Low mountain ranges run throughout Germany – from the Teutoborg Forest to the Black Forest and from the Eifel to the Ore Mountains. Besides offering a spectacular sight, this topology provides attractive conditions for generating green electricity as it features high wind speeds. Nevertheless, most of the wind turbines are currently in the flatland, often close to the coast. In a new research project, scientists are thus exploring in the Swabian Jura how to ensure efficient deployment of wind turbines in the rough conditions of mountainous regions.

To this end, the Baden-Württemberg Center for Solar Energy and Hydrogen Research (ZSW) and the Baden-Württemberg Ministry of the Environment, Climate Protection and the Energy Sector set up the WINSENT test field in the District of Göppingen. It features two test wind turbines equipped with measuring technology from their foundations to their rotor blades. The setup also includes four meteorological measuring masts as well as a host of additional measuring instruments. The field trial starts started in March 2023. The German government is supporting the project to the tune of 12.7 million euros, with the State of Baden-Württemberg contributing another 1.9 million euros.

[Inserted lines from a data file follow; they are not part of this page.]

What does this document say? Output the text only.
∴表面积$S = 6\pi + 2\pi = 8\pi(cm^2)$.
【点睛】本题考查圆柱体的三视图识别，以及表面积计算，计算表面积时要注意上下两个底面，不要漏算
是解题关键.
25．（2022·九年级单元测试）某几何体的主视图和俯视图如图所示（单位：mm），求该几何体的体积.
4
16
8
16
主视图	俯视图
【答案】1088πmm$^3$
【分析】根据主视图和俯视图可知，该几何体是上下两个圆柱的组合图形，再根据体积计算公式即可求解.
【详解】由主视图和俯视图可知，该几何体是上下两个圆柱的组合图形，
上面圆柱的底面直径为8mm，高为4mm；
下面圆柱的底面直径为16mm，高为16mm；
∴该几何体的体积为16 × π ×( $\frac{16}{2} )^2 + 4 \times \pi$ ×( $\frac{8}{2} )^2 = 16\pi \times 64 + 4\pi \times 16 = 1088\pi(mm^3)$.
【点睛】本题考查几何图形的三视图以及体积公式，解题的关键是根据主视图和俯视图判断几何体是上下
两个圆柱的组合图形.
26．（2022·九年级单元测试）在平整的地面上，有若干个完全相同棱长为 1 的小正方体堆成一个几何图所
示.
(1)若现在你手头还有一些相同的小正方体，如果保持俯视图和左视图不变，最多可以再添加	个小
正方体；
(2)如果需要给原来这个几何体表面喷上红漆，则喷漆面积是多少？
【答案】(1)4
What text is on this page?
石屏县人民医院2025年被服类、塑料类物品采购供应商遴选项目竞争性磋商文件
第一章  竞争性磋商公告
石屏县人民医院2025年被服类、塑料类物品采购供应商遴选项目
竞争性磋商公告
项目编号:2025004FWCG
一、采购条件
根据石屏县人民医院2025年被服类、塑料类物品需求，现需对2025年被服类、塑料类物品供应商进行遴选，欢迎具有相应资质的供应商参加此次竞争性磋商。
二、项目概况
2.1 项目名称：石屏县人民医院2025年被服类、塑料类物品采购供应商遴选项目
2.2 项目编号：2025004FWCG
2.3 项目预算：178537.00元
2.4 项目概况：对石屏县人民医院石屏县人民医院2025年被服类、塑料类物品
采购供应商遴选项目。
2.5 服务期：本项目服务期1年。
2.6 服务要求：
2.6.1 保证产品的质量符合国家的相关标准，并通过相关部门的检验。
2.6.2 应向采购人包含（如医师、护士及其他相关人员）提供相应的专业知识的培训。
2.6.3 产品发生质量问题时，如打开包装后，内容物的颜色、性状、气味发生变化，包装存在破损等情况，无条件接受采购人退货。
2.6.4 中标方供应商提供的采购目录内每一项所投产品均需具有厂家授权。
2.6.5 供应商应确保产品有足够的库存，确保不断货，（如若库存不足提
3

With a height of just under 100 metres and a capacity of 750 kilowatts, the test wind turbines are miniscule compared to the variants currently up and running commercially. However, the researchers intend to apply the measurement results to large-scale systems. To accomplish this, they use computer simulations and what are known as ‘digital twin’ wind turbines. They transfer the measurement data obtained from the field trial to these virtual models, in which they process them further.

Laser measurements detect features unique to mountainous terrain

Similar laboratories that work under real-world conditions already exist, some of which are located in Germany. For over 25 years now,  windtest grevenbroich has been testing innovative prototypes on the Frimmersdorf Heights spoil heap in the Rhenish coal mining region in North Rhine-Westphalia. The German Aerospace Center (DLR) is investigating wind streams inside of wind farms in Krummendeich, Lower Saxony, in its quest to engineer intelligent control technology.

The field trial in the Swabian Jura is different in terms of its location in mountainous terrain and the extensive measuring technology it makes use of. ZSW claims the venture is the only one of its kind worldwide. For example, the sensors fitted to the measuring masts can record wind speed and direction, temperature, humidity and air pressure.

The scientists are using light detection and ranging (LIDAR) to sense wind flow at great heights. This technique is similar to radar, but uses laser beams instead of radio waves to measure distance and speed.

Mountain and valley winds

In addition to the fickle weather mountains are known for, they are also home to unique wind events. The wind often blows downhill in the night, whereas it blows uphill during the day. This phenomenon is known as uphill-downhill wind circulation. It is caused by differences in temperature between the mountain and the valley, Cold air is heavier than hot air. This drives cold air from high altitude down into the valley – especially at night. During the day, the air heats up in the mountains faster than it does in the valleys, sucking it back uphill. Winds up in the mountains can be quite strong as opposed to the lower speeds experienced in the valley. It pays off to explore this interplay in order to optimise wind turbine operation.

Additional measuring equipment is also set up on the premises. It is used to record further data such as heat radiation, humidity, soil properties and air temperature. All of this data helps the scientists understand the conditions to which the wind turbines are exposed in the mountains and come up with ways to operate them as efficiently as possible.

WINSENT builds bridge between innovation and nature preservation

The research facilities also lend themselves to testing new technologies. This involves swapping out wind turbine components for newly engineered parts. Data from the second system serves as a reference when analysing results. Furthermore, the scientists plan to test new control technology in the open-air laboratory. An example of such an experiment involves finding out how much to decelerate wind turbines at different wind speeds.

This topic is also of importance when it comes to conserving nature, which is another of the project’s points of focus. Sensors, microphones and cameras enable the researchers to collect data on animals in the wind turbines’ surroundings, in particular on birds and bats. They intend to use this information to determine whether the turbines should be slowed down, for example when endangered species such as the red kite approach them.

The conditions are ideal for engineering and testing new technologies as well as for developing concepts to make wind energy expansion more compatible with nature. Andreas Rettenmeier, Project Manager

Plans also envisage research projects being implemented in relation to system operation in the Swabian Jura. The scientists seek to consider innovations along the assets’ entire life cycle – from construction to artificial intelligence (AI)-assisted maintenance and rotor blade recycling.

Results provide basis for further research

The scientists’ minimum goal is to use the findings to develop a virtual system model and provide it to other research institutions free of charge. They also plan to publish the meteorological measurement results.